Review of Sonya Menges' Art Gallery

Review of Sonya Menges’ Art Gallery

Sonya Menges’ recent work is up for viewing at the Hill House, which has graciously turned itself into a gallery to host her show.  You’ve probably heard Sonya’s name floating around church recently, with a display at St. Gabriel’s for Good Friday and Easter and the Hill House show.  A lot of Sonya’s work is there, with some of the pieces from her Lenten reflections series on display as well as other creations from the past few years.  The material ranges from reflections on holy days to tree houses and waterfalls.  One piece might be an installation, another a mixed media assemblage, yet another a charcoal drawing, and another a more traditional paint-and-canvas work.  It’s a show that incorporates weight and whimsy, solemnity and maybe just a little silliness.

So yes.  It can be a lot to take in.

In reality there are at least three shows on display there, by my count.  There are a number of tree limbs and twigs assembled in the recesses of Hill House, with small platforms serving as imaginary tree forts.  Tiny pieces of fabric crafted into flags and sewn together in a string connect the forts from room to room.  Her reflections on Lent are also presented, arranged quite thoughtfully throughout Hill House, layering your physical progression through the series with the artistic and spiritual progression suggested by the sequence of images.  And then there are pieces that represent some of Sonya’s consistent work with family memories, particularly memories associated with visits to Niagara falls.

I’m a little apprehensive to say more than that about the show in its various forms.  One of the difficulties about reading art-writing is that the writing can rely on jargon or that the writing becomes more about art-writing than about art.
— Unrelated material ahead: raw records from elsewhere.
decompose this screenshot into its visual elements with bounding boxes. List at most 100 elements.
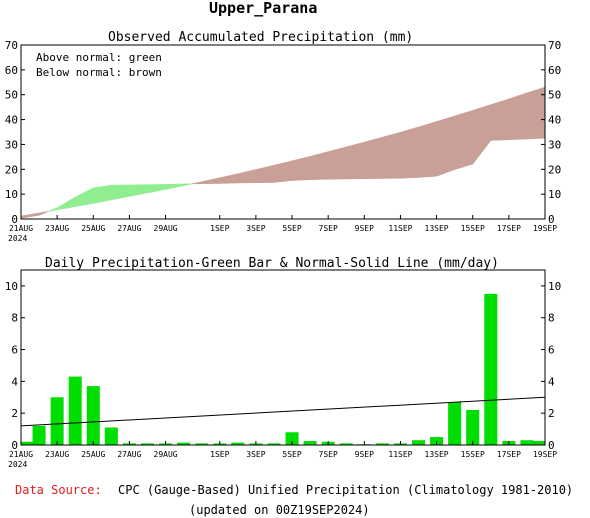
below-normal-area [454, 109, 474, 170]
y-tick-label-right: 6 [548, 344, 555, 357]
below-normal-area [309, 151, 329, 181]
y-tick-label-right: 50 [548, 89, 561, 102]
below-normal-area [273, 160, 293, 183]
y-tick-label-right: 40 [548, 114, 561, 127]
x-tick-label: 15SEP [461, 450, 485, 459]
y-tick-label-left: 10 [5, 188, 18, 201]
top-legend-below: Below normal: brown [36, 66, 162, 79]
normal-line [20, 396, 546, 427]
y-tick-label-left: 2 [11, 407, 18, 420]
top-chart-frame: 0 0 10 10 20 20 30 30 40 40 50 50 60 60 70 70 21AUG 23AUG… [5, 39, 562, 233]
top-chart-title: Observed Accumulated Precipitation (mm) [108, 30, 413, 45]
above-normal-area [147, 184, 166, 194]
below-normal-area [436, 115, 455, 177]
x-tick-label: 27AUG [117, 224, 141, 233]
x-tick-label: 11SEP [388, 450, 412, 459]
plot-border [20, 44, 546, 220]
y-tick-label-left: 10 [5, 280, 18, 293]
x-tick-label: 1SEP [210, 224, 229, 233]
y-tick-label-right: 10 [548, 188, 561, 201]
x-tick-label: 5SEP [282, 224, 301, 233]
y-tick-label-left: 4 [11, 375, 18, 388]
daily-bar [32, 425, 46, 445]
daily-bar [68, 376, 82, 445]
y-tick-label-left: 50 [5, 89, 18, 102]
daily-bar [86, 386, 100, 445]
x-tick-label: 21AUG [9, 224, 33, 233]
below-normal-area [472, 104, 492, 165]
bottom-year-label: 2024 [8, 460, 27, 469]
above-normal-area [129, 184, 148, 197]
y-tick-label-left: 6 [11, 344, 18, 357]
bottom-chart-bars [20, 293, 546, 445]
x-tick-label: 17SEP [497, 450, 521, 459]
daily-bar [21, 441, 35, 445]
daily-bar [195, 443, 209, 445]
below-normal-area [345, 141, 365, 180]
daily-bar [177, 442, 191, 445]
y-tick-label-right: 2 [548, 407, 555, 420]
x-tick-label: 7SEP [319, 450, 338, 459]
daily-bar [140, 443, 154, 445]
y-tick-label-right: 0 [548, 213, 555, 226]
x-tick-label: 9SEP [355, 224, 374, 233]
x-tick-label: 3SEP [246, 224, 265, 233]
y-tick-label-left: 40 [5, 114, 18, 127]
below-normal-area [20, 212, 40, 219]
x-tick-label: 13SEP [425, 450, 449, 459]
top-chart-areas [20, 86, 546, 219]
x-tick-label: 27AUG [117, 450, 141, 459]
y-tick-label-left: 8 [11, 312, 18, 325]
daily-bar [50, 397, 64, 445]
daily-bar [339, 443, 353, 445]
below-normal-area [327, 146, 347, 180]
y-tick-label-right: 20 [548, 163, 561, 176]
below-normal-area [418, 121, 437, 178]
daily-bar [375, 443, 389, 445]
daily-bar [484, 293, 498, 445]
below-normal-area [490, 98, 510, 141]
y-tick-label-right: 0 [548, 439, 555, 452]
daily-bar [285, 432, 299, 445]
above-normal-area [92, 184, 112, 204]
below-normal-area [201, 177, 221, 185]
below-normal-area [382, 131, 401, 179]
daily-bar [466, 410, 480, 445]
x-tick-label: 25AUG [81, 224, 105, 233]
x-tick-label: 25AUG [81, 450, 105, 459]
above-normal-area [165, 183, 184, 190]
x-tick-label: 5SEP [282, 450, 301, 459]
daily-bar [104, 427, 118, 445]
y-tick-label-left: 70 [5, 39, 18, 52]
x-tick-label: 7SEP [319, 224, 338, 233]
y-tick-label-left: 0 [11, 439, 18, 452]
y-tick-label-right: 4 [548, 375, 555, 388]
above-normal-area [48, 207, 58, 212]
below-normal-area [400, 126, 419, 179]
footer-source-text: CPC (Gauge-Based) Unified Precipitation … [118, 483, 573, 497]
below-normal-area [508, 92, 528, 141]
daily-bar [531, 441, 545, 445]
x-tick-label: 29AUG [154, 224, 178, 233]
below-normal-area [364, 136, 383, 180]
x-tick-label: 9SEP [355, 450, 374, 459]
x-tick-label: 21AUG [9, 450, 33, 459]
daily-bar [303, 441, 317, 445]
x-tick-label: 23AUG [45, 450, 69, 459]
y-tick-label-left: 60 [5, 64, 18, 77]
daily-bar [448, 402, 462, 445]
below-normal-area [237, 169, 257, 184]
plot-border [20, 269, 546, 446]
y-tick-label-right: 10 [548, 280, 561, 293]
y-tick-label-left: 0 [11, 213, 18, 226]
daily-bar [231, 442, 245, 445]
below-normal-area [191, 181, 202, 185]
above-normal-area [56, 196, 76, 211]
x-tick-label: 13SEP [425, 224, 449, 233]
below-normal-area [291, 155, 311, 181]
y-tick-label-right: 8 [548, 312, 555, 325]
x-tick-label: 15SEP [461, 224, 485, 233]
x-tick-label: 1SEP [210, 450, 229, 459]
daily-bar [412, 440, 426, 445]
x-tick-label: 3SEP [246, 450, 265, 459]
The real point here is that I think you should make plans to visit Hill House soon and see Sonya’s work.

The breadth of her work means that however interested in art you might be, there’s something there for you to appreciate and admire.  One thought I had as I left the show was “Wow, Sonya can really draw a tree.”  There’s a technical mastery in her work that’s on display, but in a subtle way.  As you study her work, the technique is there without the self-aggrandizement and self-suggestion of a virtuoso.  If abstract work is up your alley, Sonya’s tree house installations and her reflections on Lent will capture your attention.  Some pieces are suggestive of stained glass windows or gothic architecture, while others works don’t immediately suggest a connection with such obvious religious styles or structures.

Go check it out.  Go enjoy it.  And enjoy it your way.